China's persistent refutation of the engagement theory in Hong Kong has left the Clinton administration bereft of a policy. Administration officials have never said what they would do if China behaved badly in Hong Kong. When things have gone worse than expected, they have only clung more tenaciously to their theory, shutting their eyes to Chinese misdeeds of the present while directing our attention ever deeper into the future in the hope that the Chinese will eventually vindicate their faith. Earlier this month, Berger warned Americans not to "prejudge the outcome" of events in Hong Kong. As if nothing had happened these past few years to raise doubts about China's adherence to its agreement with Great Britain, Berger declared that the " international community has a right to expect . . . that China adheres to the letter and the spirit of the Joint Declaration." Without a word about the illegitimate, Beijing-appointed Provisional Legislature, Berger asked his audience to "look to see if elections for [a] new legislature are set soon and held freely." (At least Secretary of State Madeleine Albright has refused to be present at the sweating-in of the Provisional Legislature on July 1.) Without a hint that press freedoms and political rights have already begun to vanish in Hong Kong, Berger suggested that we watch carefully to see "if freedom of speech, press, religion and association are maintained."

The Hong Kong canary is already short of breath as the PRC coal mine closes in around it. By the time we wake up to find that political liberties have been extinguished, it will be too late. And what will the Clinton or Gore administration do when the death of Hong Kong becomes irrefutable? The answer, of course, is nothing. The failure of the administration's policy in Hong Kong reveals the fatal flaw at the heart of its entire approach to China. For the strategy of engagement simply has no answer to the question: What if you're wrong about China?

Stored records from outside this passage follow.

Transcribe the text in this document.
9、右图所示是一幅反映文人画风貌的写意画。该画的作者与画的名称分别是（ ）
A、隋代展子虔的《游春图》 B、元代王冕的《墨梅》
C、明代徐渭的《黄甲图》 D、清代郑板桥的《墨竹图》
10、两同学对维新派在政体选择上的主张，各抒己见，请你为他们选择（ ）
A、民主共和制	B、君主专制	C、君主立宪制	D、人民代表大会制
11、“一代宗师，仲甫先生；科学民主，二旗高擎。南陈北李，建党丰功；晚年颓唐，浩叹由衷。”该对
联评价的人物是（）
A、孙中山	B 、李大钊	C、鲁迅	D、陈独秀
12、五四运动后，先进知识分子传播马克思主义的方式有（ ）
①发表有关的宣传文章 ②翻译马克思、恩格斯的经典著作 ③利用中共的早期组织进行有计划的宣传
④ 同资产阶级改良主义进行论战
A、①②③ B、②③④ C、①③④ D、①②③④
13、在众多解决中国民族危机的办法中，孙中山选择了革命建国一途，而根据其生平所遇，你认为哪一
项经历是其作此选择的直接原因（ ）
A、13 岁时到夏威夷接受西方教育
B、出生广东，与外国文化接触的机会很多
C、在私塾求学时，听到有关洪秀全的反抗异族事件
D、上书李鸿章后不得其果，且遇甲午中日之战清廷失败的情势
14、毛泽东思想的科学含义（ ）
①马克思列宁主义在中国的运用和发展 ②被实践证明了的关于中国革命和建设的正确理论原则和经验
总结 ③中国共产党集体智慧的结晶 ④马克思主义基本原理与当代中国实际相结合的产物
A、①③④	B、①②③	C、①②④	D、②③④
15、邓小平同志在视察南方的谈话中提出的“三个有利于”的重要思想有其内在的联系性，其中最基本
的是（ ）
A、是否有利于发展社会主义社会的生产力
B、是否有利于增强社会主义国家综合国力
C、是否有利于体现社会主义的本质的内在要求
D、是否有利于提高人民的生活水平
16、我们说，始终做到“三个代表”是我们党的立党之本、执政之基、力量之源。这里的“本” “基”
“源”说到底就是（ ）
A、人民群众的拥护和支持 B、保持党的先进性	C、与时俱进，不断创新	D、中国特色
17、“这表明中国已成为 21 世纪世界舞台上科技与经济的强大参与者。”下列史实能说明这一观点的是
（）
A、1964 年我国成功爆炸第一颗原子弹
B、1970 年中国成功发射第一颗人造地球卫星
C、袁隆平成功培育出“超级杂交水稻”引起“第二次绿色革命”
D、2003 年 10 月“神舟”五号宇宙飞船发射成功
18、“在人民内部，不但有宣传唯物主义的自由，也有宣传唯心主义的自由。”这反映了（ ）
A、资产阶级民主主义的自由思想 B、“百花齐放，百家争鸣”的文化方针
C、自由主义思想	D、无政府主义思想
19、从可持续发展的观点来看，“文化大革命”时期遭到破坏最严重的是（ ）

Indeed, administration officials and their supporters in Congress and academia dare not answer this question. Near the end of his speech on U.S.-China relations, Berger paused for a moment to warn about "the one development" that could possibly destroy Sino-American relations and "do grievous injury to the interests of the United States." Which one of the many possible dangers did Berger have in mind? you might ask. A crushing of civil liberties in Hong Kong? A Chinese invasion or blockade of Taiwan? Another Tiananmen Square massacre? Fresh evidence of a Chinese plot to subvert American elections? Well, no. Actually, Berger wasn't thinking about what China might do. The "one development" he feared was a vote by Congress to revoke China's most-favored-nation status. Nothing that China could do, it seems, could ever "destroy the dialogue" or "do grievous damage to the interests of the United States."

With such policies in Washington, it's hard to see why the Chinese should worry about living up to the world's high standards of behavior. They have nothing to fear from us.